On dokuzuncu yüzyılın başlarında, doğum uzmanı James Blundell, pıhtılaşmayı önlemek amacıyla defibrine kan (pıhtılaşmasına engel olan fibrinsiz kan) ile nakil yapmaya başladığında, kan nakli uygulamalarında kısa bir canlanma yaşanmıştır. Ancak, bu yöntem pıhtılaşmayı önleyerek hastaların ölüm riskini artırdığı için hala pek bilinmiyordu.

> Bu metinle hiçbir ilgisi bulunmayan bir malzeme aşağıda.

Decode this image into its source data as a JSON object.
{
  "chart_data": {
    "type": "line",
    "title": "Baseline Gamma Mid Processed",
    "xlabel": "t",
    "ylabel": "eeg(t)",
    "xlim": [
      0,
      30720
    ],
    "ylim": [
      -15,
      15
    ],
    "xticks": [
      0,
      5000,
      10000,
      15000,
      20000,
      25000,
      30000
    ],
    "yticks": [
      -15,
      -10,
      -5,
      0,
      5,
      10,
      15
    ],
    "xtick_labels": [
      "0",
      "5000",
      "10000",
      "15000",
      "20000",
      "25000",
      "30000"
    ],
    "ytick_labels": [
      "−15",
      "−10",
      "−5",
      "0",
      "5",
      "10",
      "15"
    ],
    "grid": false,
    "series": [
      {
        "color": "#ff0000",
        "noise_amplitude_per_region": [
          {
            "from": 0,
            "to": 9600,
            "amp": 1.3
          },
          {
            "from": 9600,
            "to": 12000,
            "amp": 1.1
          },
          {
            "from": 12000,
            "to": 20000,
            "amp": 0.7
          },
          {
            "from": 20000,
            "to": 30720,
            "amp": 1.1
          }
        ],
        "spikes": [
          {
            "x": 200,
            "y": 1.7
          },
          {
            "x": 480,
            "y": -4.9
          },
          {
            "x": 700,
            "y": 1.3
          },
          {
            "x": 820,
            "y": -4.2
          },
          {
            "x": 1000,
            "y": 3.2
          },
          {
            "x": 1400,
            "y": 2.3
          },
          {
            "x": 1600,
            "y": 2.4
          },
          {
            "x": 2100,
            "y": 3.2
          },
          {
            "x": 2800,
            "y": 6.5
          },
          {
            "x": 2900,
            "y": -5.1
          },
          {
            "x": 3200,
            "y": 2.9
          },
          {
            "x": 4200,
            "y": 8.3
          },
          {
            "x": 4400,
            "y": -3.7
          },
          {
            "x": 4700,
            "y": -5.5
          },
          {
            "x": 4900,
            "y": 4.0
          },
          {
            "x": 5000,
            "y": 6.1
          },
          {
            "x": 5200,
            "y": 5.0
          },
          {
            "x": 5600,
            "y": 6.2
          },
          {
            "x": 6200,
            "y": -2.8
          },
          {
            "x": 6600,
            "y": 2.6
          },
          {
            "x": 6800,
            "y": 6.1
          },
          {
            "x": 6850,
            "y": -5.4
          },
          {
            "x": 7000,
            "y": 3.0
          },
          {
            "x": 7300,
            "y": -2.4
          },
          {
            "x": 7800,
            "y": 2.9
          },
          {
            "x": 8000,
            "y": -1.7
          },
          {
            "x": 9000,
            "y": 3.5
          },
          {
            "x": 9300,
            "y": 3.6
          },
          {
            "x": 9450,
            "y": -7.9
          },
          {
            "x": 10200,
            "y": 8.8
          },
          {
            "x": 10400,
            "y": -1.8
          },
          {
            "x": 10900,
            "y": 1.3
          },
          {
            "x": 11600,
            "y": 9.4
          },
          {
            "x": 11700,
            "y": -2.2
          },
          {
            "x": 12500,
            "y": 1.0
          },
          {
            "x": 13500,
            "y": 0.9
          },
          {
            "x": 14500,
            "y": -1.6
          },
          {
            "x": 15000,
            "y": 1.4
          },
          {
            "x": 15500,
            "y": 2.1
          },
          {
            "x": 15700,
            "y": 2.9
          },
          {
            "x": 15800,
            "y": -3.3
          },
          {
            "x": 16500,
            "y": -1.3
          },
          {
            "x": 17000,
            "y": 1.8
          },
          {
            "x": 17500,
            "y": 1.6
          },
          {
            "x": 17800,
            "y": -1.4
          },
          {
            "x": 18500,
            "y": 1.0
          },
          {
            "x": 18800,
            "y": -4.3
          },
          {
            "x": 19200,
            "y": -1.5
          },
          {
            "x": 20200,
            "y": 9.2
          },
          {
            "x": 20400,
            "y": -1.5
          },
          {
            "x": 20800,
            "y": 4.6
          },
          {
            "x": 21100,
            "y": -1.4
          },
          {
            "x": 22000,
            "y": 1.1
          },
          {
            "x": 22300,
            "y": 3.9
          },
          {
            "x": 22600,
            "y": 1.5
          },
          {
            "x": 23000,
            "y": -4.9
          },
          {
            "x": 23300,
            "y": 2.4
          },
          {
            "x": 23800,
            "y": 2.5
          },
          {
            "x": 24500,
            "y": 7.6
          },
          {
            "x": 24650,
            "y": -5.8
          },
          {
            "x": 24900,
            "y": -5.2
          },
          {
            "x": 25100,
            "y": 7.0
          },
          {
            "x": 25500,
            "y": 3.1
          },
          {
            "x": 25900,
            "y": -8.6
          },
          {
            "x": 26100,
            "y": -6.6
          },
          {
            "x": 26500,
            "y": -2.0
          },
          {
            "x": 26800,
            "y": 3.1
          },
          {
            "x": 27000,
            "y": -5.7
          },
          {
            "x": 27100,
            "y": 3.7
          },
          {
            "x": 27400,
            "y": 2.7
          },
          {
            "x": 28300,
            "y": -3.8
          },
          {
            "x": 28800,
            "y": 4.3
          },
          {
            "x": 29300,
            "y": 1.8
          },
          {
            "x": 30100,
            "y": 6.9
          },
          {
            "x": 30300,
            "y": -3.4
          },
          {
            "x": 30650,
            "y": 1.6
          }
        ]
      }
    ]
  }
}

Kan yerine süt nakli düşüncesi, 19. yüzyılın ortalarında daha da ilginç bir hal almıştır. Dr. James Bovell ve Dr. Edwin Hodder, 1854’te Toronto, Kanada’daki kolera salgını sırasında hastalarına süt enjekte etmeye başlamışlardır. Denys’in çalışmalarından ilham alarak, sütün içindeki “çok küçük yağ ve katı yağ parçacıklarının” vücutta “kanın akyuvarlarına” dönüşeceğine inanıyorlardı. Bovell ve Hodder, sütün beyaz kan hücrelerinin yenilenmesine yardımcı olduğuna inanıyorlardı ve bu nedenle ilk hastaları şaşırtıcı bir şekilde hayatta kaldı ve sağlıkları düzeldi.
- Dünya’da sadece 43 kişide olduğu belirlenen kan grubu: Altın kan nedir?
İlk denemenin başarılı olmasının ardından, süt naklinin kan için güvenli ve geçerli bir alternatif olduğu düşünülmeye başlandı. Bu durum, süt naklini Kuzey Amerika’da popüler bir tedavi yöntemi haline getirdi. Ancak, birçok tıp doktoru bu uygulamayı sorgulamaya devam etti ve süt nakli yapılan hastalar arasındaki ölümler, bu yöntemin hızla gözden düşmesine yol açtı. 1880’lerde, kan yerine süt naklinin yerini salin infüzyonları aldı.
Yüzyılın başlarında ise Karl Landsteiner, insan kan gruplarını keşfetti ve bu durum kan naklinin güvenli ve etkili bir yöntem haline gelmesine olanak tanıdı. Günümüzde kan nakli, kabul görmüş ve standartlaştırılmış bir tıbbi prosedür olarak kabul edilmektedir. Dünya Sağlık Örgütü’ne göre, dünya genelinde 118,5 milyondan fazla kan bağışı toplanmış olup, kan nakli hayati bir tedavi yöntemi olarak yaralanma, cerrahi işlemler veya doğum sonrası ciddi kan kaybı yaşayan bireyler için uygulanmaktadır. Ayrıca, hemofili, böbrek yetmezliği ve kanser gibi durumların tedavisinde de sıklıkla kullanılmaktadır.